Floyd Mayweather Should Fight Pacquiao, Beat Him and Then Retire

Manny Pacquiao has agreed to terms to fight Floyd Mayweather. No surprise there; he needs Mayweather to make the biggest payday of his career and to give his career the ultimate relevance. Now it’s up to Mayweather to get on board to make the fight boxing enthusiasts have clamored for since 2009.

Mayweather should take the challenge, deliver a beating, collect around $150 million . . . and call it a career. He should bronze his unblemished gloves and not look back on boxing after the May 2 bout in Las Vegas, according to reports.

Next month, Mayweather will be 38, meaning he’s on the other side of his boxing prowess, meaning the more he fights, the more vulnerable he becomes to losing to a lesser fighter.

He has made around $350 million, and this with no endorsements. He has not lost in 47 bouts. Vanquishing Pacquiao would be the perfect cherry on top of a legendary career.

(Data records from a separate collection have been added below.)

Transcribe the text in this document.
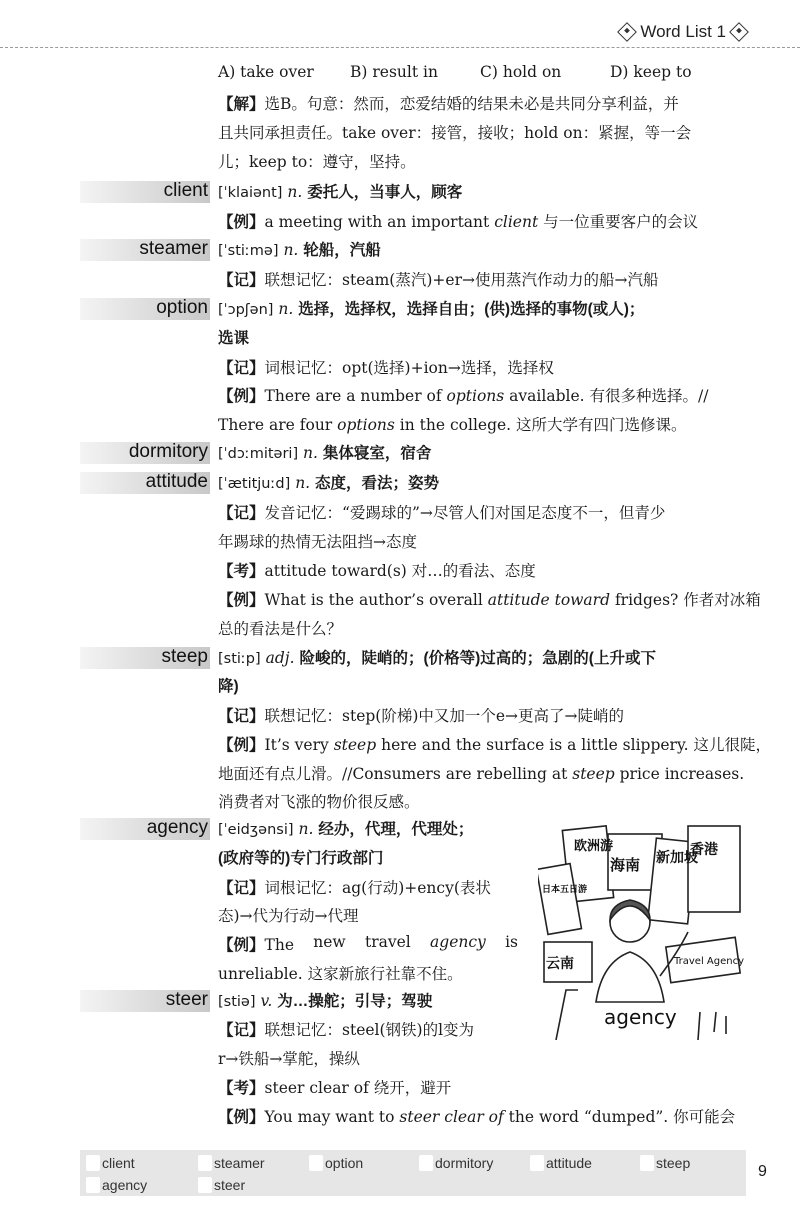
Word List 1
A) take over	B) result in	C) hold on	D) keep to
【解】选B。句意：然而，恋爱结婚的结果未必是共同分享利益，并
且共同承担责任。take over：接管，接收；hold on：紧握，等一会
儿；keep to：遵守，坚持。
client [ˈklaiənt] n. 委托人，当事人，顾客
【例】a meeting with an important client 与一位重要客户的会议
steamer [ˈstiːmə] n. 轮船，汽船
【记】联想记忆：steam(蒸汽)+er→使用蒸汽作动力的船→汽船
option [ˈɔpʃən] n. 选择，选择权，选择自由；(供)选择的事物(或人)；
选课
【记】词根记忆：opt(选择)+ion→选择，选择权
【例】There are a number of options available. 有很多种选择。//
There are four options in the college. 这所大学有四门选修课。
dormitory [ˈdɔːmitəri] n. 集体寝室，宿舍
attitude [ˈætitjuːd] n. 态度，看法；姿势
【记】发音记忆：“爱踢球的”→尽管人们对国足态度不一，但青少
年踢球的热情无法阻挡→态度
【考】attitude toward(s) 对…的看法、态度
【例】What is the author’s overall attitude toward fridges? 作者对冰箱
总的看法是什么？
steep [stiːp] adj. 险峻的，陡峭的；(价格等)过高的；急剧的(上升或下
降)
【记】联想记忆：step(阶梯)中又加一个e→更高了→陡峭的
【例】It’s very steep here and the surface is a little slippery. 这儿很陡，
地面还有点儿滑。//Consumers are rebelling at steep price increases.
消费者对飞涨的物价很反感。
agency [ˈeidʒənsi] n. 经办，代理，代理处；
(政府等的)专门行政部门
【记】词根记忆：ag(行动)+ency(表状
态)→代为行动→代理
【例】The new travel agency is
unreliable. 这家新旅行社靠不住。
steer [stiə] v. 为…操舵；引导；驾驶
【记】联想记忆：steel(钢铁)的l变为
r→铁船→掌舵，操纵
【考】steer clear of 绕开，避开
【例】You may want to steer clear of the word “dumped”. 你可能会
欧洲游
海南 新加坡
香港
日本五日游
云南	Travel Agency
agency
client	steamer	option	dormitory	attitude	steep
agency	steer
9
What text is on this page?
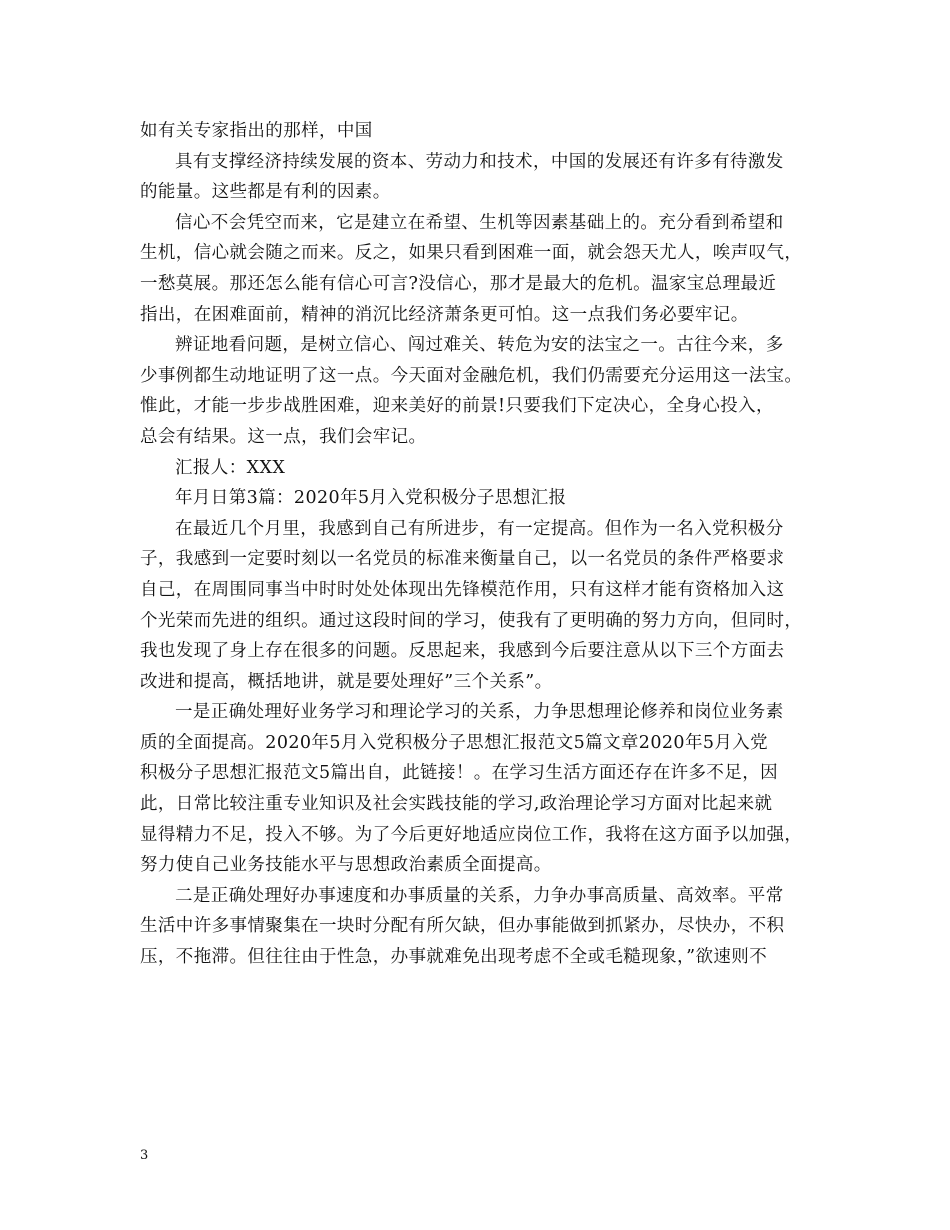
如有关专家指出的那样，中国

具有支撑经济持续发展的资本、劳动力和技术，中国的发展还有许多有待激发
的能量。这些都是有利的因素。

信心不会凭空而来，它是建立在希望、生机等因素基础上的。充分看到希望和
生机，信心就会随之而来。反之，如果只看到困难一面，就会怨天尤人，唉声叹气，
一愁莫展。那还怎么能有信心可言?没信心，那才是最大的危机。温家宝总理最近
指出，在困难面前，精神的消沉比经济萧条更可怕。这一点我们务必要牢记。

辨证地看问题，是树立信心、闯过难关、转危为安的法宝之一。古往今来，多
少事例都生动地证明了这一点。今天面对金融危机，我们仍需要充分运用这一法宝。
惟此，才能一步步战胜困难，迎来美好的前景!只要我们下定决心，全身心投入，
总会有结果。这一点，我们会牢记。

汇报人：XXX

年月日第3篇：2020年5月入党积极分子思想汇报

在最近几个月里，我感到自己有所进步，有一定提高。但作为一名入党积极分
子，我感到一定要时刻以一名党员的标准来衡量自己，以一名党员的条件严格要求
自己，在周围同事当中时时处处体现出先锋模范作用，只有这样才能有资格加入这
个光荣而先进的组织。通过这段时间的学习，使我有了更明确的努力方向，但同时，
我也发现了身上存在很多的问题。反思起来，我感到今后要注意从以下三个方面去
改进和提高，概括地讲，就是要处理好”三个关系”。

一是正确处理好业务学习和理论学习的关系，力争思想理论修养和岗位业务素
质的全面提高。2020年5月入党积极分子思想汇报范文5篇文章2020年5月入党
积极分子思想汇报范文5篇出自，此链接！。在学习生活方面还存在许多不足，因
此，日常比较注重专业知识及社会实践技能的学习,政治理论学习方面对比起来就
显得精力不足，投入不够。为了今后更好地适应岗位工作，我将在这方面予以加强，
努力使自己业务技能水平与思想政治素质全面提高。

二是正确处理好办事速度和办事质量的关系，力争办事高质量、高效率。平常
生活中许多事情聚集在一块时分配有所欠缺，但办事能做到抓紧办，尽快办，不积
压，不拖滞。但往往由于性急，办事就难免出现考虑不全或毛糙现象，”欲速则不

3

Significantly, his legend will be about more than beating every man who stood across the ring from him. Mayweather, for all his annoying brashness and bragging and “making it rain,” shifted the paradigm.

He took ownership of his career. He realized that he is the commodity and that a promoter making millions off his talent was not needed.

He realized that he was the draw and deserved the bulk of the gate and the pay-per-view subscriptions. And so, as four-time heavyweight champion Evander Holyfield said, “Mayweather flipped the script.

“Floyd cut all the middle people out. I’m not mad with him. I think about how much more money I could have made if I was more business savvy. He’s a good fighter, but he’s a really good business man. . . Here’s a guy everyone said was foolish. But he came up with a game plan on how to get the money you deserve.”

He deserves to live out his life with his faculties and legacy in place—not as a punch-drunk fighter who entered the ring too many times after his prime.

Financially, he certainly is in tremendous shape. For the proposed fight, a source told ESPN that Pacquiao has agreed to a 40 percent cut of the revenue, with Mayweather taking 60 percent. You cannot find anyone who does not believe a May 2 bout would not implode every boxing box office record, which includes the all-time pay-per-view buy record of 2.4 million. That was the Mayweather-Oscar De La Hoya fight. The Mayweather-Canelo Alvarez match set the pay-per-view revenue record of $150 million and the all-time gate record at $20 million. This fight will eclipse all that.

Pacquiao (57-5-2, 38 KOs), 36, has agreed to use the United States Anti-Doping Agency, which has randomly tested Mayweather (and his opponents) for years. That was purportedly a stumbling block in the fight not being made over the years.

That it could/should be Mayweather’s final bout will make it even bigger.